Friday Counseling Issues: The Personality Disorders

“He/she  is such a narcissist!”

Such a statement has become quite common, and applied like a coat of varnish over anyone who seems even a tiny bit more self-involved than we like.  It’s usually a major overstatement of the situation, but like lots of other psychological terms, it is applied freely  when it really doesn’t apply at all.  We need to be careful with our words.  Words mean things, and contrary to the old “sticks and stone” jingle, they DO hurt.  They hurt, and they remain in the human psyche for a very long time.

The legend from which we derive the name for this disorder is, briefly, that a very handsome  young god named Narcissus saw his reflection for the first time in a pool of water.  He fell in love with himself at first sight, and eventually fell into the water and drowned.  Narcissus flowers sprang up  in the place where he died.

The moral of the story is that being totally consume with oneself leads to nothing good.

The person who has true Narcissistic Personality Disorder goes way beyond being just a little vain. These people truly believe that they a special, set aside for some glorious destiny in which the whole world will acknowledge their unique qualities, and they will finally receive the glory and honor they deserve.

Their envy of others  goes way beyond reason, and in some cases can lead  them to commit crimes against the object of their jealousy.  They are capable of murder, believing they have done the world a favor.  Of course, as with any other disorder, there is a huge degree of difference among narcissists.  Not all of them are sociopaths!

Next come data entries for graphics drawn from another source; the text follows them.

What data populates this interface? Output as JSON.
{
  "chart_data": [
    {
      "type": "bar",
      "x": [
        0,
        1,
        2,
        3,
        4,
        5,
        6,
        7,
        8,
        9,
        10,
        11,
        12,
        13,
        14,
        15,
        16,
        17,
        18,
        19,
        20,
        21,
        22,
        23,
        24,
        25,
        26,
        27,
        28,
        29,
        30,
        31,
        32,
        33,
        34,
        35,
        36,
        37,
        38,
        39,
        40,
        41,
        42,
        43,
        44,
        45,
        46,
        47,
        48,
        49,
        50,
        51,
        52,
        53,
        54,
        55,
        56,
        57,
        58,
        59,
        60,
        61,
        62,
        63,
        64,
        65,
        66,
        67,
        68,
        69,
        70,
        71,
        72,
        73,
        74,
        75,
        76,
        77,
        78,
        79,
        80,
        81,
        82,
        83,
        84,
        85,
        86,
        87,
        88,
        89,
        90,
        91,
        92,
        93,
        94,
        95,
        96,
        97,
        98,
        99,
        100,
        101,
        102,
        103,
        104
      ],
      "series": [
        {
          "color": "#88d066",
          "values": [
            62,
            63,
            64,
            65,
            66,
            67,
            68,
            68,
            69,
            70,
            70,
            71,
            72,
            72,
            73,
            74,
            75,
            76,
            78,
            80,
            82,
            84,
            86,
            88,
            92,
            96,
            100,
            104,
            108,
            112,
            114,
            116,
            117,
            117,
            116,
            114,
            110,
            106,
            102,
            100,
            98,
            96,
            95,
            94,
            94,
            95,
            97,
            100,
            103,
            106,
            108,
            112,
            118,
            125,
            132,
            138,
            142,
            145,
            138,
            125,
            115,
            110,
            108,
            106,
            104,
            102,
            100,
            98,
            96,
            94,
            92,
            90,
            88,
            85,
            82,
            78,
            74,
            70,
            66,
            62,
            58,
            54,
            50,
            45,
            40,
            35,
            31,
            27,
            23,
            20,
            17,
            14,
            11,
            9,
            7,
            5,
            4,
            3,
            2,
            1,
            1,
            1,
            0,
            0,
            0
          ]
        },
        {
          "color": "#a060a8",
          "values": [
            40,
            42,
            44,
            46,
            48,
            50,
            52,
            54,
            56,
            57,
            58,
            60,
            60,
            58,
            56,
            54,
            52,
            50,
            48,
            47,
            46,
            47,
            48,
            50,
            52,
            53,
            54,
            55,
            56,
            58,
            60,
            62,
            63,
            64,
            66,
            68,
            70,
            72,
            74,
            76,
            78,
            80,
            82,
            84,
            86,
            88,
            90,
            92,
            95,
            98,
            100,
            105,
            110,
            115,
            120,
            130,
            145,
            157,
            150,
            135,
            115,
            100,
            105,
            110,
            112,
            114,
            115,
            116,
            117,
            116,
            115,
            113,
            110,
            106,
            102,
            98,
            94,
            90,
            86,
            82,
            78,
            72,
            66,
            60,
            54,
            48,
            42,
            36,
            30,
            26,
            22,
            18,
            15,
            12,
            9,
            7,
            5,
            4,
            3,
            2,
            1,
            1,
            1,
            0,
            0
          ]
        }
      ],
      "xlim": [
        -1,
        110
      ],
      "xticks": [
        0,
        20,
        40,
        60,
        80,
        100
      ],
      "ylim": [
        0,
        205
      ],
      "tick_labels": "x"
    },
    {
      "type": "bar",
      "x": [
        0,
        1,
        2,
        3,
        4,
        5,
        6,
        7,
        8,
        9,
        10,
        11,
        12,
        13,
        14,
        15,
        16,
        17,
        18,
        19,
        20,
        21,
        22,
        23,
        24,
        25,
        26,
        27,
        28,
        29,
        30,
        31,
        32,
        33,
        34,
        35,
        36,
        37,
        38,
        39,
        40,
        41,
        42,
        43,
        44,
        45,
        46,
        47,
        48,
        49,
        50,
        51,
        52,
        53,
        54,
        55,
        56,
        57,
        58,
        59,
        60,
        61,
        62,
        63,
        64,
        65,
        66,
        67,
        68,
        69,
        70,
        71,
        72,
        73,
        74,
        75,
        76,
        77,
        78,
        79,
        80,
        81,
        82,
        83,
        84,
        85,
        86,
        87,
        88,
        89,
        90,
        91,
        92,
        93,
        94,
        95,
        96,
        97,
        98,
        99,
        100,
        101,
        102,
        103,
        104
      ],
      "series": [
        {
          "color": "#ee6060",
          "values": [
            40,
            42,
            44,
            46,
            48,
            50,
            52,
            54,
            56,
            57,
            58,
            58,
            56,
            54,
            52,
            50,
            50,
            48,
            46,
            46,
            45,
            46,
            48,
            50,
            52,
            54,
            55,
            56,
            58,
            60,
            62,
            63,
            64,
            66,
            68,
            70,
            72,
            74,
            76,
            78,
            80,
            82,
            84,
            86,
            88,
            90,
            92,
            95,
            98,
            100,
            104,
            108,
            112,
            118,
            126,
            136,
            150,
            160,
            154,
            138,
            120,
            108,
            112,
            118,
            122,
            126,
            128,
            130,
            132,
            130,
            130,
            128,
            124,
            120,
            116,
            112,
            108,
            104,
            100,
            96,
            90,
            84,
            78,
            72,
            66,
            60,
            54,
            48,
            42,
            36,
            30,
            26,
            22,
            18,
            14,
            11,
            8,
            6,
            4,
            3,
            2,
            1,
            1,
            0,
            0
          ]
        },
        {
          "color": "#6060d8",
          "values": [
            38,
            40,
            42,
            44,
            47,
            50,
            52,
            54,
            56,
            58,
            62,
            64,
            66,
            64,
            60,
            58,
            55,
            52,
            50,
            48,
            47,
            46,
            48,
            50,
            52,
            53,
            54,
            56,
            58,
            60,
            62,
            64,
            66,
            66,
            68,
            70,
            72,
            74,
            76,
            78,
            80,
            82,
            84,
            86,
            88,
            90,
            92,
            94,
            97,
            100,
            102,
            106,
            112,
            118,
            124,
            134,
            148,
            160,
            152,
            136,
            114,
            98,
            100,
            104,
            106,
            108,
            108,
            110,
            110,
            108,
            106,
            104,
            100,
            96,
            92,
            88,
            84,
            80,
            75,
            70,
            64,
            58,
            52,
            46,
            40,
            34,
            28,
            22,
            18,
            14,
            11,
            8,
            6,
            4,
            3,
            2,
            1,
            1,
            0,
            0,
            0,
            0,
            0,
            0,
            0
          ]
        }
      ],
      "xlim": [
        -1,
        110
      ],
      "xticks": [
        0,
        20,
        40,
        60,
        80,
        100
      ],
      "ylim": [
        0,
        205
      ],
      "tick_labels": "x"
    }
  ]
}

They often present an arrogant, haughty attitude because they alone understand how wonderful they are.  The rest of the world needs to catch up.  They can be quite charming, lulling another person into believing that they are truly interested.  Their only real interest, however, is in self-promotion.  They take praise and adulation as their due.

They are often innately dishonest,  exxagerating their accomplishments in order to achieve whatever status they desire. They are certainly capable of abuse, although most of the time it is not visible.  They are master manipulators,  seeming to know exactly where to put the knife of sarcasm, belittlement, and criticism  to do the most harm.  When they are confronted with their nasty behavior, they will raise their eyebrows in shock and claim that you simply must have misunderstood them.

They are never wrong. Ever. They don’t apologize for anything unless doing so will further their cause.  You can’t win an argument with a narcissist.  You can’t reason with an unreasonable person.

There is no specific treatment.  Talk therapy can help IF the person acknowledges he actually has a problem.